Deux êtres que tout oppose. Deux êtres dans deux mondes distincts dont seul l'amour les unie. C'est l'histoire de Kurt Gödel et Adèle Nimbursky. Kurt est l'un des plus grands si ce n'est le plus grand logicien que le monde ait connu, père du théorème d'incomplétude.
Ils auraient pu subir le triste sort de nombreux de leurs concitoyens juifs de Vienne, mais ils ont eu la chance d'arriver aux Etats-Unis, à Princeton après un long voyage glacial à travers la Russie en train, une escale au Japon puis en empruntant le bateau pour terminer leur périple sur une terre accueillante.

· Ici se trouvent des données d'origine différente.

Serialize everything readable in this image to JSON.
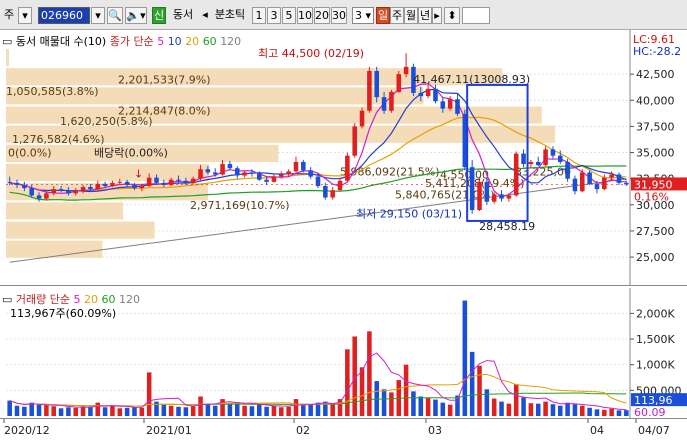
{
  "toolbar": {
    "market": "주",
    "code": "026960",
    "stock_name": "동서",
    "badge": "신",
    "tick_label": "분초틱",
    "periods": [
      "1",
      "3",
      "5",
      "10",
      "20",
      "30"
    ],
    "count": "3",
    "day": "일",
    "week": "주",
    "month": "월",
    "year": "년"
  },
  "price_panel": {
    "title": "동서 매물대 수(10)",
    "ma_label": "종가 단순",
    "ma_periods": [
      "5",
      "10",
      "20",
      "60",
      "120"
    ],
    "lc": "LC:9.61",
    "hc": "HC:-28.2",
    "high_label": "최고 44,500 (02/19)",
    "low_label": "최저 29,150 (03/11)",
    "dividend_label": "배당락(0.00%)",
    "measure_high": "41,467.11(13008.93)",
    "measure_low": "28,458.19",
    "current_price": "31,950",
    "current_pct": "0.16%",
    "y_ticks": [
      "42,500",
      "40,000",
      "37,500",
      "35,000",
      "32,500",
      "30,000",
      "27,500",
      "25,000"
    ],
    "volume_profile": [
      {
        "label": "0(0.0%)",
        "value": 0
      },
      {
        "label": "1,050,585(3.8%)",
        "value": 1050585
      },
      {
        "label": "1,620,250(5.8%)",
        "value": 1620250
      },
      {
        "label": "1,276,582(4.6%)",
        "value": 1276582
      },
      {
        "label": "2,201,533(7.9%)",
        "value": 2201533
      },
      {
        "label": "2,214,847(8.0%)",
        "value": 2214847
      },
      {
        "label": "2,971,169(10.7%)",
        "value": 2971169
      },
      {
        "label": "5,986,092(21.5%)",
        "value": 5986092
      },
      {
        "label": "5,840,765(21.0%)",
        "value": 5840765
      },
      {
        "label": "4,550,00",
        "value": 4550000
      },
      {
        "label": "5,411,208(19.4%)",
        "value": 5411208
      },
      {
        "label": "33,225,00",
        "value": 33225
      }
    ]
  },
  "volume_panel": {
    "title": "거래량",
    "ma_label": "단순",
    "ma_periods": [
      "5",
      "20",
      "60",
      "120"
    ],
    "value_label": "113,967주(60.09%)",
    "y_ticks": [
      "2,000K",
      "1,500K",
      "1,000K",
      "500,000"
    ],
    "current_volume": "113,96",
    "current_pct": "60.09"
  },
  "x_axis": [
    "2020/12",
    "2021/01",
    "02",
    "03",
    "04",
    "04/07"
  ],
  "colors": {
    "up": "#e02020",
    "down": "#1a4fd8",
    "profile": "#f5dcb8",
    "ma5": "#d020d0",
    "ma10": "#2040d0",
    "ma20": "#e8a000",
    "ma60": "#20a020",
    "ma120": "#808080",
    "badge": "#1b3fae"
  },
  "chart_data": {
    "type": "candlestick",
    "price_range": [
      23000,
      45000
    ],
    "volume_range": [
      0,
      2300000
    ],
    "candles": [
      [
        32200,
        32700,
        31900,
        32100,
        300000
      ],
      [
        32100,
        32400,
        31600,
        31900,
        200000
      ],
      [
        31900,
        32200,
        31300,
        31600,
        180000
      ],
      [
        31600,
        31900,
        30700,
        30900,
        260000
      ],
      [
        30900,
        31200,
        30300,
        30600,
        220000
      ],
      [
        30600,
        31300,
        30400,
        31100,
        210000
      ],
      [
        31100,
        31800,
        30900,
        31500,
        190000
      ],
      [
        31500,
        31800,
        31200,
        31400,
        150000
      ],
      [
        31400,
        31700,
        30900,
        31100,
        170000
      ],
      [
        31100,
        31600,
        30900,
        31300,
        160000
      ],
      [
        31300,
        31900,
        31100,
        31700,
        190000
      ],
      [
        31700,
        32000,
        31300,
        31500,
        180000
      ],
      [
        31500,
        32300,
        31400,
        32000,
        260000
      ],
      [
        32000,
        32200,
        31600,
        31800,
        170000
      ],
      [
        31800,
        32300,
        31700,
        32100,
        200000
      ],
      [
        32100,
        32500,
        31900,
        32200,
        150000
      ],
      [
        32200,
        32400,
        31700,
        31900,
        160000
      ],
      [
        31900,
        32100,
        31400,
        31600,
        170000
      ],
      [
        31600,
        32000,
        31300,
        31800,
        160000
      ],
      [
        31800,
        33000,
        31700,
        32600,
        850000
      ],
      [
        32600,
        32900,
        31900,
        32100,
        280000
      ],
      [
        32100,
        32400,
        31700,
        31900,
        220000
      ],
      [
        31900,
        32600,
        31800,
        32400,
        200000
      ],
      [
        32400,
        32800,
        32000,
        32300,
        180000
      ],
      [
        32300,
        32600,
        31900,
        32100,
        170000
      ],
      [
        32100,
        32700,
        32000,
        32500,
        190000
      ],
      [
        32500,
        33800,
        32300,
        33400,
        380000
      ],
      [
        33400,
        33700,
        32900,
        33100,
        240000
      ],
      [
        33100,
        33500,
        32700,
        32900,
        200000
      ],
      [
        32900,
        34300,
        32800,
        33900,
        330000
      ],
      [
        33900,
        34200,
        33300,
        33500,
        250000
      ],
      [
        33500,
        33700,
        32500,
        32800,
        270000
      ],
      [
        32800,
        33300,
        32600,
        33100,
        200000
      ],
      [
        33100,
        33400,
        32700,
        33000,
        190000
      ],
      [
        33000,
        33200,
        32300,
        32400,
        230000
      ],
      [
        32400,
        32700,
        31900,
        32200,
        180000
      ],
      [
        32200,
        32900,
        32100,
        32700,
        200000
      ],
      [
        32700,
        33200,
        32500,
        32900,
        170000
      ],
      [
        32900,
        33400,
        32700,
        33200,
        180000
      ],
      [
        33200,
        34600,
        33100,
        34100,
        330000
      ],
      [
        34100,
        34300,
        33100,
        33300,
        210000
      ],
      [
        33300,
        33600,
        32500,
        32700,
        220000
      ],
      [
        32700,
        33000,
        31600,
        31800,
        260000
      ],
      [
        31800,
        32100,
        30500,
        30700,
        280000
      ],
      [
        30700,
        31700,
        30500,
        31400,
        240000
      ],
      [
        31400,
        32600,
        31300,
        32300,
        330000
      ],
      [
        32300,
        35000,
        32200,
        34700,
        1300000
      ],
      [
        34700,
        37800,
        34500,
        37500,
        1550000
      ],
      [
        37500,
        39300,
        37300,
        39000,
        950000
      ],
      [
        39000,
        43200,
        38800,
        42800,
        1650000
      ],
      [
        42800,
        43200,
        39800,
        40300,
        680000
      ],
      [
        40300,
        40800,
        38700,
        39000,
        520000
      ],
      [
        39000,
        41000,
        38800,
        40800,
        460000
      ],
      [
        40800,
        42800,
        40700,
        42500,
        700000
      ],
      [
        42500,
        44500,
        42200,
        43200,
        1000000
      ],
      [
        43200,
        43500,
        40400,
        40700,
        480000
      ],
      [
        40700,
        41300,
        39900,
        40400,
        380000
      ],
      [
        40400,
        41500,
        40200,
        41100,
        350000
      ],
      [
        41100,
        41500,
        39700,
        39900,
        320000
      ],
      [
        39900,
        40300,
        38800,
        39200,
        260000
      ],
      [
        39200,
        40400,
        39000,
        40100,
        220000
      ],
      [
        40100,
        40600,
        38500,
        38700,
        400000
      ],
      [
        38700,
        39100,
        33300,
        33600,
        2250000
      ],
      [
        33600,
        34300,
        29150,
        29500,
        1250000
      ],
      [
        29500,
        32700,
        29400,
        32200,
        980000
      ],
      [
        32200,
        32600,
        30000,
        30300,
        520000
      ],
      [
        30300,
        31200,
        30100,
        31000,
        340000
      ],
      [
        31000,
        31400,
        30300,
        30600,
        280000
      ],
      [
        30600,
        31100,
        30300,
        30900,
        240000
      ],
      [
        30900,
        35100,
        30800,
        34900,
        620000
      ],
      [
        34900,
        35300,
        33600,
        33900,
        360000
      ],
      [
        33900,
        34300,
        33500,
        34100,
        250000
      ],
      [
        34100,
        34600,
        33700,
        33800,
        240000
      ],
      [
        33800,
        35600,
        33700,
        35300,
        280000
      ],
      [
        35300,
        35600,
        34400,
        34700,
        230000
      ],
      [
        34700,
        35200,
        33900,
        34100,
        200000
      ],
      [
        34100,
        34400,
        32200,
        32500,
        260000
      ],
      [
        32500,
        32800,
        31000,
        31300,
        230000
      ],
      [
        31300,
        33400,
        31200,
        33100,
        200000
      ],
      [
        33100,
        33300,
        31900,
        32000,
        160000
      ],
      [
        32000,
        32300,
        31100,
        31500,
        130000
      ],
      [
        31500,
        32900,
        31400,
        32600,
        120000
      ],
      [
        32600,
        33200,
        32300,
        32900,
        140000
      ],
      [
        32900,
        33100,
        31900,
        32100,
        110000
      ],
      [
        32100,
        32300,
        31800,
        31950,
        113967
      ]
    ]
  }
}
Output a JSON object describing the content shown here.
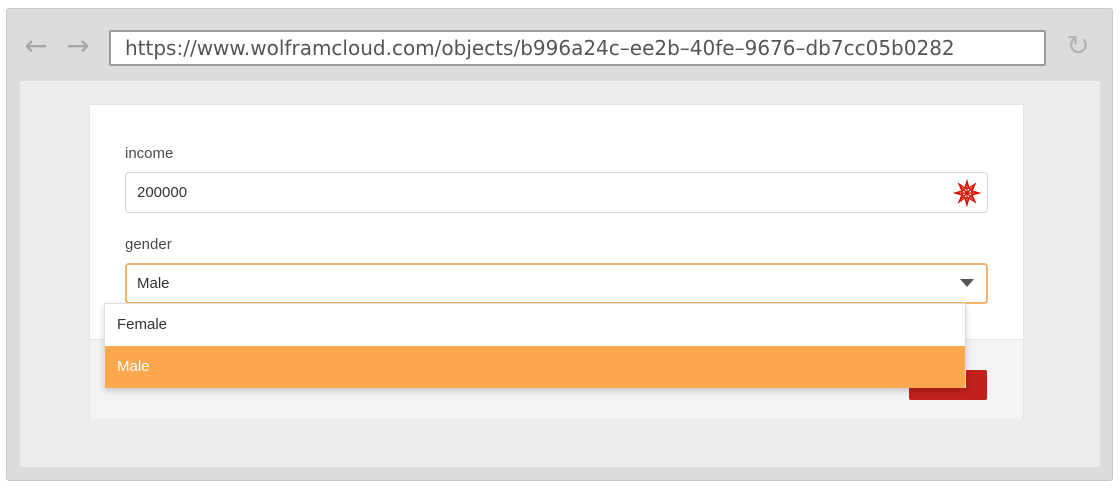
{
  "browser": {
    "back_icon": "left-arrow-icon",
    "forward_icon": "right-arrow-icon",
    "reload_icon": "reload-icon",
    "url": "https://www.wolframcloud.com/objects/b996a24c–ee2b–40fe–9676–db7cc05b0282"
  },
  "form": {
    "income": {
      "label": "income",
      "value": "200000",
      "icon": "wolfram-spikey-icon"
    },
    "gender": {
      "label": "gender",
      "selected": "Male",
      "icon": "chevron-down-icon",
      "options": [
        "Female",
        "Male"
      ],
      "highlighted": "Male"
    },
    "submit_color": "#c0211d"
  },
  "colors": {
    "accent": "#faa74e",
    "focus_border": "#f4b36a",
    "wolfram_red": "#dd1100"
  }
}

Ils auraient pu tout avoir pour être heureux. Eloignés des horreurs des agissements nazis, respectés par les américains de part le génie de Kurt, ils aurait pu refaire une vie, fonder une famille, construire un avenir commun.
Ce n'est pas ce destin qui les attendait. Kurt, terriblement atteint de trouble psychiatrique de paranoïa et de doute existentiel ne parvenait pas à profiter de ce qu'il avait, de ce que la vie lui a donné. Le travail était son seul moteur et raison de rester en vie. Quant à Adèle, l'ombre bienveillante, l'oreille amicale et la main tendue est toujours prête à le soutenir, le relever et combattre ses démons à ses côtés. Elle était non seulement l'infirmière d'un être qui ne guérissait pas et refusait les soins, mais elle s'est aussi entièrement sacrifiée à son mari. Sans enfant, elle a passé sa vie avec une seule mission: soutenir Kurt coûte que coûte, ne jamais baisser les bras malgré la solitude que son amour lui imposait, encaisser l'absence de reconnaissance, ravaler sa fierté et les critiques, s'effacer jusqu'à disparaître pour donner plus de force et d'énergie à Kurt qui, pour elle, en a plus besoin. Et faire cela jusqu'à se détruire, se donner sans recevoir, encore et encore jusqu'à vieillir seule à côté de l'être aimé qui n'est qu'un cerveau dans un corps fantomatique qu'elle ne reconnait plus.
Cette histoire d'amour qui semble unilatérale et misérable me montre à quel point l'amour peut être la mission d'une vie. Accompagner une personne aimée peut être le livre de notre vie que l'on écrit.
Kurt, l'homme le plus logique qui ait existé, a passé sa vie à réfléchir sur des éléments complexes et abstraits dont essayer de prouver l'existence de Dieu. Sa mission lui semblait tellement lourde de conséquences sur le monde et la compréhension du monde, et lourde à porter pour un unique homme, qu'il y a puiser toutes ses forces. Toute activité autre que cette mission semble en comparaison futile, terre à terre, une perte de temps et d'énergie. Comment un homme peut, lorsqu'il a la capacité intellectuelle d'avoir la chance de résoudre des énigmes profondes, trouver un intérêt à s'attarder sur les choses habituelles de la vie de tous les jours? Même sa personne est poussière à côté de sa mission. Il ne s'occupe plus de lui, alors comment s'occuper des autres?
Pourtant, jusqu'à la fin de leur vie, par dessus tout, ils se sont aimés à leur façon sans jamais douter de l'amour de l'autre même si la manière de l'exprimer n'était pas toujours facile à accepter.